Here are further directions and open questions we would like to explore. Feel free to get in touch if you have ideas!

  1. How do we deal with gaussians with different variances? Equal (or approximately equal) variances appear to be necessary in the query model because of the “needle in a haystack” problem: the “attractor region” for a skinny gaussian could be exponentially small. However, other information may help.
  2. Carry out average-case analysis for distributions of interest, such as posteriors of mixture models, Ising models, stochastic/censored block models, and RBM’s. These distributions are more complicated than a mixture of gaussians; for example, the posterior for gaussian mixture model is a sum of exponentially many gaussians.

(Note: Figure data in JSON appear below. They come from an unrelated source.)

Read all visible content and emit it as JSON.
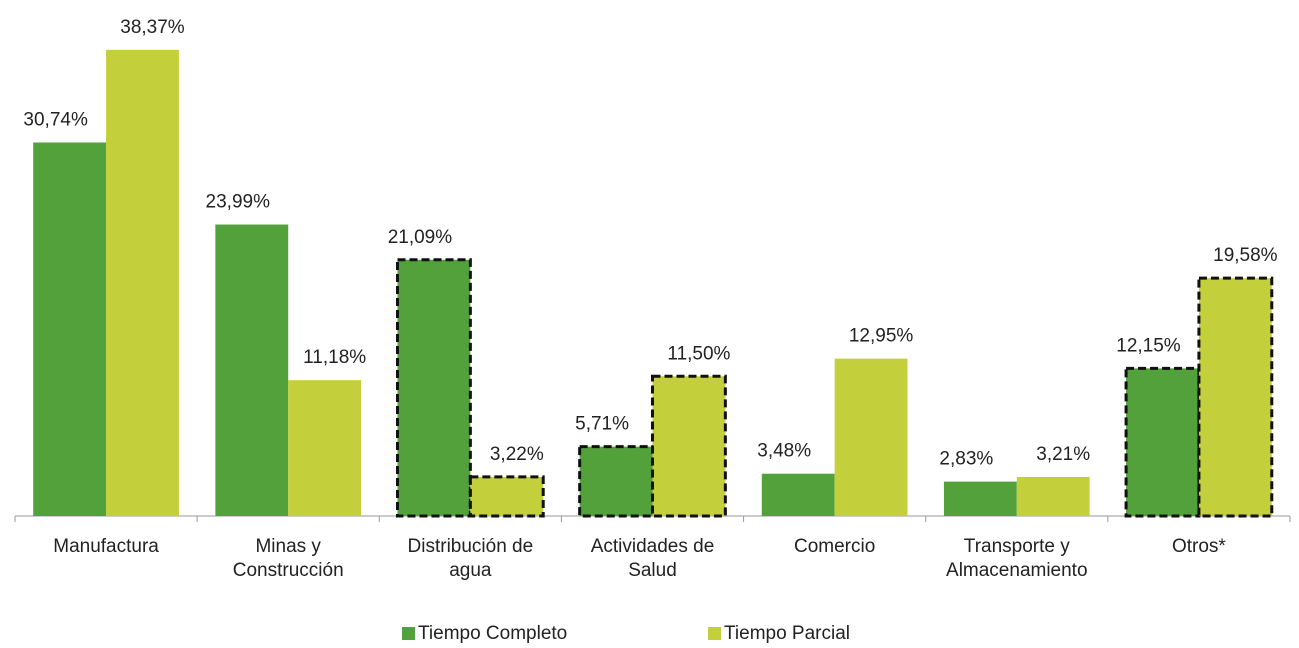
{
  "chart_data": {
    "type": "bar",
    "categories": [
      "Manufactura",
      "Minas y Construcción",
      "Distribución de agua",
      "Actividades de Salud",
      "Comercio",
      "Transporte y Almacenamiento",
      "Otros*"
    ],
    "series": [
      {
        "name": "Tiempo Completo",
        "color": "#53a13b",
        "values": [
          30.74,
          23.99,
          21.09,
          5.71,
          3.48,
          2.83,
          12.15
        ],
        "value_labels": [
          "30,74%",
          "23,99%",
          "21,09%",
          "5,71%",
          "3,48%",
          "2,83%",
          "12,15%"
        ]
      },
      {
        "name": "Tiempo Parcial",
        "color": "#c4d03b",
        "values": [
          38.37,
          11.18,
          3.22,
          11.5,
          12.95,
          3.21,
          19.58
        ],
        "value_labels": [
          "38,37%",
          "11,18%",
          "3,22%",
          "11,50%",
          "12,95%",
          "3,21%",
          "19,58%"
        ]
      }
    ],
    "ylim": [
      0,
      40
    ],
    "outlined_categories": [
      2,
      3,
      6
    ],
    "legend": "bottom"
  }
}
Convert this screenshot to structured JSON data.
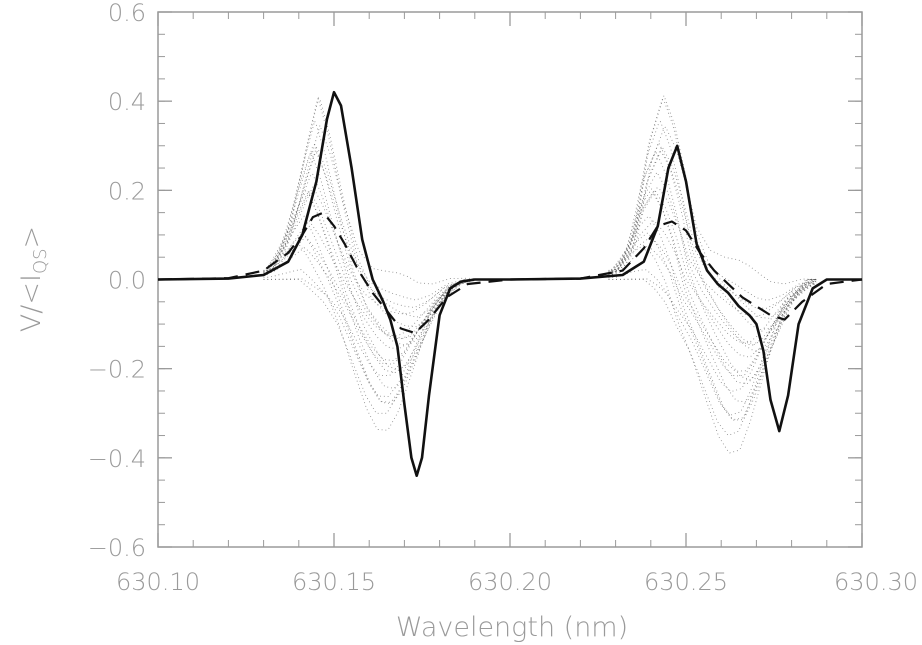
{
  "chart_data": {
    "type": "line",
    "xlabel": "Wavelength (nm)",
    "ylabel": "V/<I_QS>",
    "ylabel_main": "V/<I",
    "ylabel_sub": "QS",
    "ylabel_close": ">",
    "xlim": [
      630.1,
      630.3
    ],
    "ylim": [
      -0.6,
      0.6
    ],
    "x_ticks": [
      630.1,
      630.15,
      630.2,
      630.25,
      630.3
    ],
    "x_tick_labels": [
      "630.10",
      "630.15",
      "630.20",
      "630.25",
      "630.30"
    ],
    "y_ticks": [
      0.6,
      0.4,
      0.2,
      0.0,
      -0.2,
      -0.4,
      -0.6
    ],
    "y_tick_labels": [
      "0.6",
      "0.4",
      "0.2",
      "0.0",
      "−0.2",
      "−0.4",
      "−0.6"
    ],
    "grid": false,
    "legend": "none",
    "series": [
      {
        "style": "solid",
        "x": [
          630.1,
          630.12,
          630.13,
          630.137,
          630.141,
          630.145,
          630.148,
          630.15,
          630.152,
          630.155,
          630.158,
          630.161,
          630.164,
          630.166,
          630.168,
          630.17,
          630.172,
          630.1735,
          630.175,
          630.177,
          630.18,
          630.183,
          630.186,
          630.19,
          630.2,
          630.22,
          630.232,
          630.238,
          630.242,
          630.245,
          630.2475,
          630.25,
          630.253,
          630.256,
          630.259,
          630.262,
          630.265,
          630.268,
          630.27,
          630.272,
          630.274,
          630.2765,
          630.279,
          630.282,
          630.286,
          630.29,
          630.3
        ],
        "y": [
          0.0,
          0.002,
          0.01,
          0.04,
          0.1,
          0.22,
          0.36,
          0.42,
          0.39,
          0.25,
          0.09,
          0.0,
          -0.05,
          -0.09,
          -0.15,
          -0.28,
          -0.4,
          -0.44,
          -0.4,
          -0.26,
          -0.08,
          -0.02,
          -0.005,
          0.0,
          0.0,
          0.002,
          0.01,
          0.04,
          0.12,
          0.25,
          0.3,
          0.22,
          0.08,
          0.02,
          -0.01,
          -0.03,
          -0.06,
          -0.08,
          -0.1,
          -0.16,
          -0.27,
          -0.34,
          -0.26,
          -0.1,
          -0.02,
          0.0,
          0.0
        ]
      },
      {
        "style": "dashed",
        "x": [
          630.1,
          630.12,
          630.13,
          630.137,
          630.141,
          630.144,
          630.147,
          630.15,
          630.153,
          630.157,
          630.161,
          630.165,
          630.169,
          630.173,
          630.177,
          630.182,
          630.188,
          630.2,
          630.22,
          630.232,
          630.238,
          630.242,
          630.246,
          630.25,
          630.254,
          630.258,
          630.262,
          630.266,
          630.27,
          630.274,
          630.278,
          630.283,
          630.29,
          630.3
        ],
        "y": [
          0.0,
          0.003,
          0.02,
          0.06,
          0.1,
          0.14,
          0.15,
          0.12,
          0.08,
          0.02,
          -0.03,
          -0.07,
          -0.11,
          -0.12,
          -0.09,
          -0.04,
          -0.01,
          0.0,
          0.002,
          0.02,
          0.07,
          0.12,
          0.13,
          0.11,
          0.06,
          0.02,
          -0.01,
          -0.04,
          -0.06,
          -0.08,
          -0.09,
          -0.05,
          -0.01,
          0.0
        ]
      }
    ],
    "scatter_clouds": [
      {
        "style": "dotted",
        "x": [
          630.13,
          630.135,
          630.14,
          630.143,
          630.146,
          630.15,
          630.154,
          630.158,
          630.162,
          630.165,
          630.168,
          630.171,
          630.175,
          630.18,
          630.185,
          630.19
        ],
        "y_upper": [
          0.02,
          0.12,
          0.3,
          0.4,
          0.32,
          0.18,
          0.06,
          0.0,
          -0.02,
          -0.03,
          -0.04,
          -0.05,
          -0.04,
          -0.01,
          0.0,
          0.0
        ],
        "y_lower": [
          0.0,
          0.0,
          0.0,
          0.0,
          -0.02,
          -0.05,
          -0.1,
          -0.18,
          -0.26,
          -0.3,
          -0.3,
          -0.26,
          -0.18,
          -0.08,
          -0.02,
          0.0
        ]
      },
      {
        "style": "dotted",
        "x": [
          630.228,
          630.233,
          630.237,
          630.241,
          630.244,
          630.247,
          630.25,
          630.254,
          630.258,
          630.262,
          630.265,
          630.268,
          630.271,
          630.275,
          630.28,
          630.287
        ],
        "y_upper": [
          0.02,
          0.1,
          0.3,
          0.4,
          0.34,
          0.24,
          0.12,
          0.05,
          0.02,
          0.0,
          -0.02,
          -0.04,
          -0.05,
          -0.04,
          -0.01,
          0.0
        ],
        "y_lower": [
          0.0,
          0.0,
          0.0,
          0.0,
          -0.02,
          -0.05,
          -0.1,
          -0.16,
          -0.24,
          -0.32,
          -0.35,
          -0.34,
          -0.28,
          -0.18,
          -0.07,
          0.0
        ]
      }
    ]
  },
  "colors": {
    "axis": "#9a9a9a",
    "line": "#111111",
    "dots": "#555555"
  }
}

    One obstacle is that in many distributions \(p\) of interest, \(p\propto e^{-f}\) is not mixture of the probability distribution, but rather, \(f\) is a combination of simpler functions. In other words, \(p\propto e^{-\sum_j w_jf_j}\) rather than \(p\propto \sum_j w_j e^{-f_j}\). When this combination happens in the exponent, the decomposition approach doesn’t work so well.6

    It would be great to find other uses for our simulated tempering decomposition theorem - in principle the theorem could even apply when there are exponentially many modes, as long as we create a refining partition such that there is no “bottleneck” at any point.7
  3. What are the guarantees for other temperature heuristics used in practice, such as particle filters, annealed importance sampling, and parallel tempering? One undesirable property of simulated tempering is that it incurs a factor of \(O(L^2)\) in the running time, where \(L\) is the number of levels. Particle filters and annealed importance sampling move only from higher to lower temperature, and so only incur a factor of \(O(L)\).


  1. For example, we could consider distributions in \(\{0,1\}^d\). Here, correlation decay plays a similar role to log-concavity in \(\R^n\) in allowing a simple Markov chain, the Gibbs Markov chain, to mix rapidly.

  2. The reason for the square-root scaling is that noise from Brownian motion scales as the square root of the time elapsed (the standard deviation of a sum of \(n\) iid random variables scales as \(\sqrt{n}\)).

  3. Changing the temperature is just changing the scaling of the gradient step with respect to the noise.

  4. This definition is stated for continuous Markov chains. By rate \(\lambda\) I mean that the time between swaps is an exponential distribution with decay \(\lambda\) (in other words, the times of the swaps forms a Poisson process). A version for discrete Markov chains is to swap with probability \(\lambda\) and to follow the current chain with probability \(1-\lambda\). Note that simulated tempering is traditionally defined for discrete Markov chains, but we will need the continuous version for our proof.

  5. They proceed by first bounding the spectral gap for parallel tempering, and then showing the gap for simulated tempering is lower-bounded in terms of that. However, in our experience, directly bounding the spectral gap for simulated tempering is easier.

  6. Think of the downstairs combination as an OR combination, the upstairs one as a AND.

  7. We stated it in the case where we had the same partition at every level. The more general form of the theorem works even if the partitions on different. The bound could be polynomial even if there are exponentially many components.